War Horse and Jerusalem, two plays developed in Britain’s subsidized theatres, received high honors last month at the Tony Awards.
Michael Billington is one of England’s foremost drama critics and a veteran journalist for the British newspaper, The Guardian. (He’s also Harold Pinter’s biographer.) Billington recently wrote, with bitter pride, about the support that subsidized British theatre provides to commercial America theatre. This upside-down trans-Atlantic relationship was evident at the Tonys when Mark Rylance won “best leading role in a play” for his work in Jerusalem and War Horse won a whopping five Tonys, including “best play.”
Billington reports that War Horse and Jerusalem were nurtured over long gestation periods that only subsidized theatre can provide. Without that taxpayer support it is doubtful that those scripts and productions would have achieved their excellence.

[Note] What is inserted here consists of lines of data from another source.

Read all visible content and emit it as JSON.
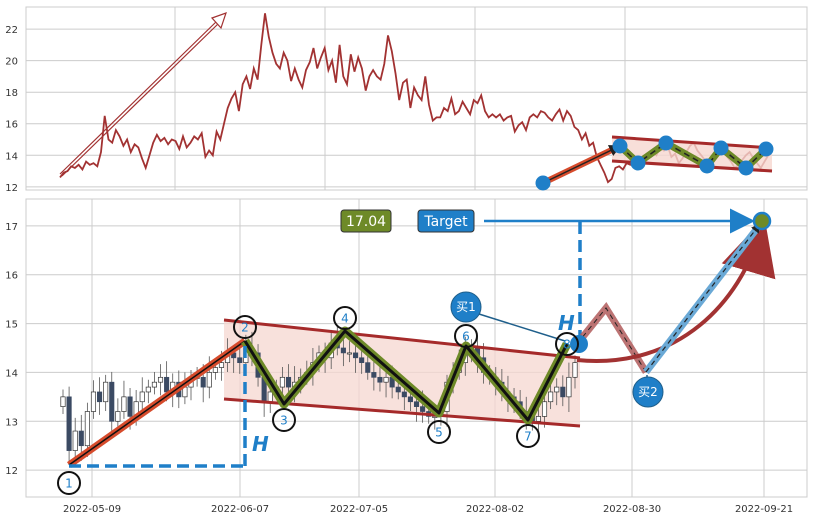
{
  "chart_data": [
    {
      "type": "line",
      "panel": "overview",
      "ylim": [
        11.8,
        23.4
      ],
      "yticks": [
        "12",
        "14",
        "16",
        "18",
        "20",
        "22"
      ],
      "grid": true,
      "color": "#a23232",
      "series": [
        {
          "values": [
            12.6,
            12.9,
            13.0,
            13.3,
            13.2,
            13.4,
            13.1,
            13.6,
            13.4,
            13.5,
            13.3,
            14.2,
            16.5,
            15.0,
            14.8,
            15.6,
            15.2,
            14.6,
            15.0,
            14.2,
            14.7,
            14.5,
            13.8,
            13.2,
            14.0,
            14.8,
            15.3,
            14.9,
            15.1,
            14.7,
            15.0,
            14.9,
            14.4,
            15.2,
            14.5,
            14.8,
            15.2,
            15.0,
            15.4,
            13.9,
            14.3,
            14.0,
            15.5,
            15.0,
            16.0,
            17.0,
            17.6,
            18.0,
            16.8,
            18.5,
            19.0,
            18.2,
            19.5,
            18.8,
            21.0,
            23.0,
            21.5,
            20.5,
            19.8,
            19.5,
            20.5,
            20.0,
            18.7,
            19.5,
            18.8,
            18.3,
            19.4,
            19.9,
            20.8,
            19.5,
            20.2,
            20.8,
            19.4,
            20.0,
            18.6,
            21.0,
            19.0,
            18.5,
            20.4,
            19.3,
            20.2,
            19.5,
            18.1,
            19.0,
            19.4,
            19.0,
            18.8,
            19.8,
            21.6,
            20.6,
            19.2,
            17.5,
            18.6,
            18.8,
            17.0,
            18.3,
            17.8,
            17.5,
            19.0,
            17.2,
            16.2,
            16.4,
            16.4,
            17.0,
            16.8,
            17.6,
            16.6,
            16.8,
            17.4,
            17.0,
            16.6,
            17.5,
            17.3,
            17.8,
            16.8,
            16.4,
            16.6,
            16.4,
            16.6,
            16.2,
            16.4,
            16.5,
            15.5,
            15.9,
            16.1,
            15.6,
            16.4,
            16.6,
            16.4,
            16.8,
            16.7,
            16.4,
            16.2,
            16.6,
            16.9,
            16.2,
            16.8,
            16.5,
            15.8,
            15.6,
            15.0,
            15.4,
            14.6,
            14.8,
            13.9,
            13.4,
            12.9,
            12.3,
            12.5,
            13.2,
            13.3,
            13.1,
            13.5,
            13.4,
            13.7,
            13.6,
            13.4,
            13.9,
            13.8,
            14.2,
            14.0,
            14.5,
            14.3,
            14.6,
            13.9,
            14.1,
            13.5,
            13.8,
            14.2,
            14.6,
            14.8,
            14.3,
            14.0,
            13.7,
            13.5,
            13.8,
            14.1,
            14.5,
            14.2,
            13.9,
            13.6,
            13.2,
            13.4,
            13.7,
            14.0,
            14.2,
            13.8,
            13.5,
            13.2,
            13.6,
            14.0,
            14.3
          ]
        }
      ]
    },
    {
      "type": "candlestick",
      "panel": "detail",
      "ylim": [
        11.45,
        17.55
      ],
      "yticks": [
        "12",
        "13",
        "14",
        "15",
        "16",
        "17"
      ],
      "xticks": [
        "2022-05-09",
        "2022-06-07",
        "2022-07-05",
        "2022-08-02",
        "2022-08-30",
        "2022-09-21"
      ],
      "grid": true,
      "series": [
        {
          "values": [
            13.5,
            12.4,
            12.8,
            12.5,
            13.2,
            13.6,
            13.4,
            13.8,
            13.0,
            13.2,
            13.5,
            13.1,
            13.4,
            13.6,
            13.7,
            13.8,
            13.9,
            13.6,
            13.8,
            13.5,
            13.7,
            13.9,
            13.9,
            13.7,
            14.0,
            14.1,
            14.2,
            14.4,
            14.3,
            14.2,
            14.5,
            14.4,
            13.9,
            13.4,
            13.6,
            13.7,
            13.9,
            13.7,
            13.8,
            13.9,
            14.0,
            14.2,
            14.4,
            14.3,
            14.6,
            14.5,
            14.4,
            14.4,
            14.3,
            14.2,
            14.0,
            13.9,
            13.8,
            13.9,
            13.7,
            13.6,
            13.5,
            13.4,
            13.3,
            13.2,
            13.1,
            13.1,
            13.2,
            13.8,
            14.0,
            14.2,
            14.4,
            14.5,
            14.3,
            14.0,
            13.9,
            13.8,
            13.6,
            13.5,
            13.4,
            13.2,
            13.1,
            13.0,
            13.1,
            13.4,
            13.6,
            13.7,
            13.5,
            13.9,
            14.2
          ]
        }
      ]
    }
  ],
  "annotations": {
    "points": [
      "1",
      "2",
      "3",
      "4",
      "5",
      "6",
      "7",
      "8"
    ],
    "height_label": "H",
    "target_value": "17.04",
    "target_label": "Target",
    "buy1": "买1",
    "buy2": "买2"
  },
  "colors": {
    "bg": "#ffffff",
    "grid": "#cccccc",
    "price_line": "#a23232",
    "trend_red": "#d64b2c",
    "channel": "#a52a2a",
    "channel_fill": "#f6d7d0",
    "zigzag": "#6e8a28",
    "blue": "#1f7fc8",
    "candle_dark": "#3b4a63",
    "value_box": "#6e8a28",
    "target_box": "#1f7fc8"
  }
}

America’s antipathy to subsidizing the arts is exceeded only by its hatred of taxes and fondness for greater economic inequality.
At a recent meeting in Seattle, veteran arts consultant Susan Trapnell (she is advising the board of Seattle’s Intiman Theatre about its present crisis) noted that over the last 25 years the message our society, as represented by our elected officials, has given the arts is that they are a private sector charity. Her numbers backing this up are that in 1982 public funding (mostly NEA but also state, county and city funding) represented 12-16% of a theatre’s annual budget. Today it represents 1-2%. Do you wonder why so many arts organizations today in America are struggling or even going under?
A further irony, one which Billington is only too aware of, is that current political and economic winds in Britain are shoving it in America’s direction: subsidies for the arts are being cut there. Billington’s immediate concern is not for the big subsidized theatres in London such as the National and Royal Court, but for the small community theatres that are the proving ground for many of the artists and scripts that make their way to London. If that proving ground perishes from lack of funding, London will eventually suffer, and of course, so would the neighborhood around Times Square.
The same dynamic is playing out in America, except that deprivation of the arts here began long ago (led by an actor, Ronald Reagan) and cuts much deeper. How many high schools in America have had their arts curriculum reduced or eliminated in the last decade? At the high school in my Seattle neighborhood we are asked to make private donations to keep the choir, band and drama classes and clubs going. If young people are not exposed to the arts, as participants as well as spectators, should we be surprised when they don’t support them as adults?
We might interrupt these discouraging thoughts (discouraging, at any rate, for those who value the arts) long enough to give a small prayer of thanks to the British taxpayer.